Suggested Length: 1 page double spaced.
2. Literature Review
This is where you provide a literature review of the research that has been done before.
This is primarily a review of academic journal articles, but you can also reference industry or
government reports and, as appropriate, news articles. You must include at least 7-10
economics journal articles, as this is an economics class.
Suggested Length: 1 -2 pages double spaced.
3. Specific Background
If your research topic includes some specific background you think would be helpful to the
reader, include it here, e.g. an explanation of the collective bargaining agreement you are
studying, a history of immigration policy in the United States, changes in the occupation,
etc. You can be as detailed as necessary here; this is a great place to get into the weeds of
an issue or policy, or explain something that may be confusing to an outsider.
Suggested Length: 1 -2 pages double spaced.
4. Data
The Data section is where you list and explain the variables you are using in your study. You should
list the dataset name, what it is, and the years you are looking at (if applicable), e.g. Census data on
technician employment from 1999-2009. Do not add links or full citations here, but follow the
Chicago Style reference system.
You should also explain
why you are using the data. This can be as simple as “this measure of
unionization is standard for this topic” or, if it is less obvious, “I include the number of books by
university as a measure of capital”. It does not have to be fancy but you and the reader should be
able to understand why you are using some variable in your study.

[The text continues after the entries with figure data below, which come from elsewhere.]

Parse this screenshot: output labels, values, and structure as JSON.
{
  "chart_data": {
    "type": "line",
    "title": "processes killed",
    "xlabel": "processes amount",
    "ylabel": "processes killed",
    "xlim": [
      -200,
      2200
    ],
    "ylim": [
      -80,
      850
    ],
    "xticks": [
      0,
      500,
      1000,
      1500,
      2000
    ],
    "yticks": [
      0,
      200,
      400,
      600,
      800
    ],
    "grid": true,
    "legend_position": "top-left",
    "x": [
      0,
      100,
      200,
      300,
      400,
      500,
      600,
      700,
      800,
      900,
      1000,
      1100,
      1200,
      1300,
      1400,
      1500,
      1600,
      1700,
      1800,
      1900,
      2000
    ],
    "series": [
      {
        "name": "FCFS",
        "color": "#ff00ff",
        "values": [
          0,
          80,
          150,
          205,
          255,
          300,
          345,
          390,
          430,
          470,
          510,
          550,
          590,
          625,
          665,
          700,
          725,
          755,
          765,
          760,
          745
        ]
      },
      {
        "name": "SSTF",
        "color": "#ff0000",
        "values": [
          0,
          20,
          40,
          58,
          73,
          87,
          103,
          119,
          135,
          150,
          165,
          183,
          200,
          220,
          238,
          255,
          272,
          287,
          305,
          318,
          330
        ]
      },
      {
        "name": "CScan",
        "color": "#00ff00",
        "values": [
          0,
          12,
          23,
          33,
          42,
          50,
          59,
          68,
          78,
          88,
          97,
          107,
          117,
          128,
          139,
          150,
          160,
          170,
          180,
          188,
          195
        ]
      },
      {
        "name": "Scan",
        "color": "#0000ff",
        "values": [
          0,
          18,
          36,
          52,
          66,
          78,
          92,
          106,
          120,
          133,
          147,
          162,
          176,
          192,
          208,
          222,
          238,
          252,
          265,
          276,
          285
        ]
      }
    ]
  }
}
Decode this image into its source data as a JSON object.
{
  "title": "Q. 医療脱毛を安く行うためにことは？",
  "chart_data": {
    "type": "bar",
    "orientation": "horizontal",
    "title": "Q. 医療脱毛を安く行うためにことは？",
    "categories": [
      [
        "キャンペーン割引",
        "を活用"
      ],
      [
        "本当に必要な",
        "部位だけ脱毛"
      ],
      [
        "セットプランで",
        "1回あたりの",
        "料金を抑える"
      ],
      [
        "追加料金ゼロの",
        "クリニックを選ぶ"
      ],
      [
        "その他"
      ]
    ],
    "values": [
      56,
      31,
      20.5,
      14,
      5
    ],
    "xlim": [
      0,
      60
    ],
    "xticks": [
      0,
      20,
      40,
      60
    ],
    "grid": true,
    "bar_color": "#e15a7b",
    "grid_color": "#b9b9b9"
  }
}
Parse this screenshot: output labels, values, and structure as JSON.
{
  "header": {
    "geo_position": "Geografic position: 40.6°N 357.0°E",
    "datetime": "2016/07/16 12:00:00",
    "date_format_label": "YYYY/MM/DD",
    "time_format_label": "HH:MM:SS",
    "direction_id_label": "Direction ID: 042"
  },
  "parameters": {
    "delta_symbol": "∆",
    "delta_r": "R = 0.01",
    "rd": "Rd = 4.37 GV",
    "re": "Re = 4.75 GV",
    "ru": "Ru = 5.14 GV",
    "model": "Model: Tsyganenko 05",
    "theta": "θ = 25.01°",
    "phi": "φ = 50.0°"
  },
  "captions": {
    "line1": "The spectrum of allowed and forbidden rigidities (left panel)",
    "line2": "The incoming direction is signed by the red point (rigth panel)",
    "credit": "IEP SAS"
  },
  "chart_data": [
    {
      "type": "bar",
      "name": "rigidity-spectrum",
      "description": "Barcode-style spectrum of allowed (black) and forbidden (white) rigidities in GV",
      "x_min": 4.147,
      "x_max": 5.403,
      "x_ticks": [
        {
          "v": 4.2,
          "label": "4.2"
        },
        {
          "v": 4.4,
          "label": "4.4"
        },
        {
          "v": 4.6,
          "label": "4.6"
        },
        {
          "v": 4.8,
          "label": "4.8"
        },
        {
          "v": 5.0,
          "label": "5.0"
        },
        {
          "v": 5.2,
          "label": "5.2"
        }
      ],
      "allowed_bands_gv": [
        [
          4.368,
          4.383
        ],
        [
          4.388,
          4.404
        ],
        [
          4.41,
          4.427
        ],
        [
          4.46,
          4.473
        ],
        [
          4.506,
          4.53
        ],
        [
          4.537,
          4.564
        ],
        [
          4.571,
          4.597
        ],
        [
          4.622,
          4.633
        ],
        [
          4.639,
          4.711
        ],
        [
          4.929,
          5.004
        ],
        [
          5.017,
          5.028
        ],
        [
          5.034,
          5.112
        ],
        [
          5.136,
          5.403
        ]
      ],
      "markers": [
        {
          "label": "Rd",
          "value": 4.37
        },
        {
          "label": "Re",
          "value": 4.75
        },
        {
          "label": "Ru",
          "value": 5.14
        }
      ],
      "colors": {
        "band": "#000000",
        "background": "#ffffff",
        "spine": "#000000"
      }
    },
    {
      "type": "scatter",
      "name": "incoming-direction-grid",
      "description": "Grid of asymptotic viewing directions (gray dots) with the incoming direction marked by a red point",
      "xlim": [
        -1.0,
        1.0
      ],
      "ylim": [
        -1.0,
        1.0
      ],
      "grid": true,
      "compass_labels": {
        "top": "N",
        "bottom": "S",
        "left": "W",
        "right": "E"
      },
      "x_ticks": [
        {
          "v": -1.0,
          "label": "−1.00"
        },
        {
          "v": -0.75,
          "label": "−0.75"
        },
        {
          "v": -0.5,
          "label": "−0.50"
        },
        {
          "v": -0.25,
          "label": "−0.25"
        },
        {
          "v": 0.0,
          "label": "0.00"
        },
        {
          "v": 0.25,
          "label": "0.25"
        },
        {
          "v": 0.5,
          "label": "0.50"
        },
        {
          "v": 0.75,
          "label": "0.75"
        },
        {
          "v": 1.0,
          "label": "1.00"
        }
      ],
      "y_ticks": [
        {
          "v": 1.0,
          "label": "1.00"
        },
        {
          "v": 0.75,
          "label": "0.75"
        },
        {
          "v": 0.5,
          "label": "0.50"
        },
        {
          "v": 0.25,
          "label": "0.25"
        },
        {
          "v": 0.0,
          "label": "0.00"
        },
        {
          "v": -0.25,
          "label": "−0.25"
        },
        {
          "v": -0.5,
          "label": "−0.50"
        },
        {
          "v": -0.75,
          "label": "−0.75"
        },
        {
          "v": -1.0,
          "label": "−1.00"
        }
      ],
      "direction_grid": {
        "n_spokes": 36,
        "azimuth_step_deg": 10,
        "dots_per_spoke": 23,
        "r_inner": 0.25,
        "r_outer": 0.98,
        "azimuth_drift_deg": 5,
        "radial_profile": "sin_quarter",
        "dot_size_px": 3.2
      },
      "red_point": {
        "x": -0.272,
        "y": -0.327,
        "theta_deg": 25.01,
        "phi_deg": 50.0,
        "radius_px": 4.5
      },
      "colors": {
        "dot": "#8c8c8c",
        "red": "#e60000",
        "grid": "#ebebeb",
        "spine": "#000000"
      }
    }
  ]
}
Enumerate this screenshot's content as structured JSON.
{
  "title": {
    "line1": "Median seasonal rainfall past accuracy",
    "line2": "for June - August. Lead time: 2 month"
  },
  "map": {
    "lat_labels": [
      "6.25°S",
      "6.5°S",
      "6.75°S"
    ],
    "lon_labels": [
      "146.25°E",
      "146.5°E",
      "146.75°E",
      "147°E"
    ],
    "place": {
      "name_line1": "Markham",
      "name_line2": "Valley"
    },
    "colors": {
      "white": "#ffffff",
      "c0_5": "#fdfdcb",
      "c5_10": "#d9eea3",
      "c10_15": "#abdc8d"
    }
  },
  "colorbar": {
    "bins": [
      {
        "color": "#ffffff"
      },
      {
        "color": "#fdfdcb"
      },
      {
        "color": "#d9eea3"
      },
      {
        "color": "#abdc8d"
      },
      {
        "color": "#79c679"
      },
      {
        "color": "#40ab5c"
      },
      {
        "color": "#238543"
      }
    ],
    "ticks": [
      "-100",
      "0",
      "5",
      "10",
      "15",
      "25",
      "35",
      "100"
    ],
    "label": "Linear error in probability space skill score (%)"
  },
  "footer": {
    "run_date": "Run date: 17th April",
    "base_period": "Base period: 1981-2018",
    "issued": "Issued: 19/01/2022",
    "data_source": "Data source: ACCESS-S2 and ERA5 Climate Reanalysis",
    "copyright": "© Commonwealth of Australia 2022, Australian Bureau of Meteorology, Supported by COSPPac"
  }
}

If you have any tables or figures separate from your results you can cite them here, e.g. descriptive
tables of the data you are using, such as minimum/maximum/median/modal values, the number of
people impacted by a policy, the average number of years between policy changes, etc. You should
cite the tables/figures in the text, e, e.g. “The median wage and employment of teachers from 2000-
2005 is reported in Table 1”. Your actual tables and figures should be collected at the end of the
paper, in the order in which you cite them.
Suggested Length: 1 page double spaced.
5. Methods
This is where you state how you are testing/measuring your hypothesis. This is not where
you state your results. Instead, explain what you are doing, e.g. explain the OLS regression
you are using with the equation specified with your variables; explain the historical trend
analysis you are using and what variables go on the X axis and Y axis; explain the t-test or
other statistical test and how you are organizing the treatment and control groups for
comparison and analysis; explain the survey methods you used when collecting survey data,
etc. If you prefer, the Methods section can appear before the Data section.
Suggested Length: 1 page double spaced.
6. Results
This is where you get to shine! You have done a lot of work; now tell us what you found. Be
as specific as you can and make sure you cite any tables or figures which illustrate or list
your findings.
Suggested Length: 1 -2 pages double spaced.
7. Discussion/ Conclusion
These sections can be the same or separate, depending on how much you have to say. This
is where you get to talk about your results and why they matter, potential policy
applications, what we might infer from a trends analysis, etc. Wrap up your findings and
research question one last time in a neat bundle.
Suggested Length: 1 page double spaced.
8. References
I would expect no less than 20 citations, with no less than 7 economics journal articles. The
references should be formatted in the Chicago Style.
9. Tables/Figures
Tables and figures are listed in the order that you cite them, and they appear after the
references. All the tables should be listed in order, and then all the figures.